America has sad history of violence
By By Michelle Blaylock, Mom’s Corner
Why? Why did he shoot that boy? What was he thinking? Why did she shoot those professors? Did she think it would get her job reinstated and allow her to reach tenure? What are things coming to? These are the questions many people are asking.
They are hard questions with no answers and unfortunately this is not the first time they have been asked by grieving communities.
May 18, 1927. For most people this date probably has little or no meaning. It was a beautiful spring day in rural Bath, Mich.
As in most farming communities, men were in the fields by early morning and mothers were shooing children out the door school and encouraging them not to dawdle on their way.
Thirty-two of those families would be faced with the deaths of their children.
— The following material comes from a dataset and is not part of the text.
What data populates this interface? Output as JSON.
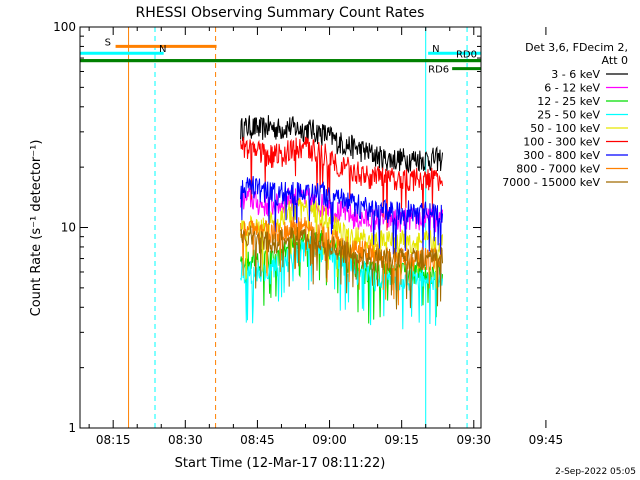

Several families would face the deaths of more than one of their children.
This was the first act of school violence in United States history. A local man decided he was losing his farm due to the high taxes created by the building of a new school.
I refuse to use the man’s name, because he doesn’t deserve to be remembered only his victims do.
The man gets a job working at the new school part time as a handyman. Over the course of several months, this man intricately wired the entire school connecting an estimated 1000 pounds of dynamite that he had hidden in the floors, ceiling and walls. He attached all this wiring to two alarm clocks and set them to detonate at 9:45 a.m. obviously, hoping for the greatest loss of human life.
If he had just wanted to destroy the school he could have blown it up at midnight, but no, he chose to do it when most of the students would be present.
The man’s morning began when he killed his wife and then blew up his home and other buildings on his farm.
His neighbors hearing the blasts and seeing the fire rushed to his aid, only to hear more horrific explosions a few minutes later coming from the direction of the new school.
Since the farm was a lost cause, the firefighters and neighbors quickly turned their attention to the school in an attempt to rescue as many people as possible.
What rescuers saw upon arrival was mind numbing. Their 5-year-old school, with its two stories, was missing an entire wing. Rescuers were greeted by debris and the screams of children.
By one account, the explosion had been heard up to several miles away. Within minutes parents were on the scene frantically looking for their children. As rescuers were trying to uncover survivors and recover the bodies of the deceased, the perpetrator showed up and called the school superintendent over to his car.
The perpetrator proceeded to get into a very heated argument with the superintendent, then he set off America’s first car bomb killing himself, the superintendent and wounding many others. Also about this time, it is discovered that there are still approximately 400- 500 pounds of unexploded dynamite in the other wing of the school. All rescue efforts had to cease until the dynamite could be safely removed.
When all is said and done, 38 children, and seven adults lost their lives Almost every family in the area was impacted in someway by this tragedy. I cannot even begin to describe the horrific details of this tragedy.
Just as now we cannot explain the reasoning behind the Discovery Middle School and UAH tragedies, in 1927 the reasoning behind the Bath School Disaster could not be explained.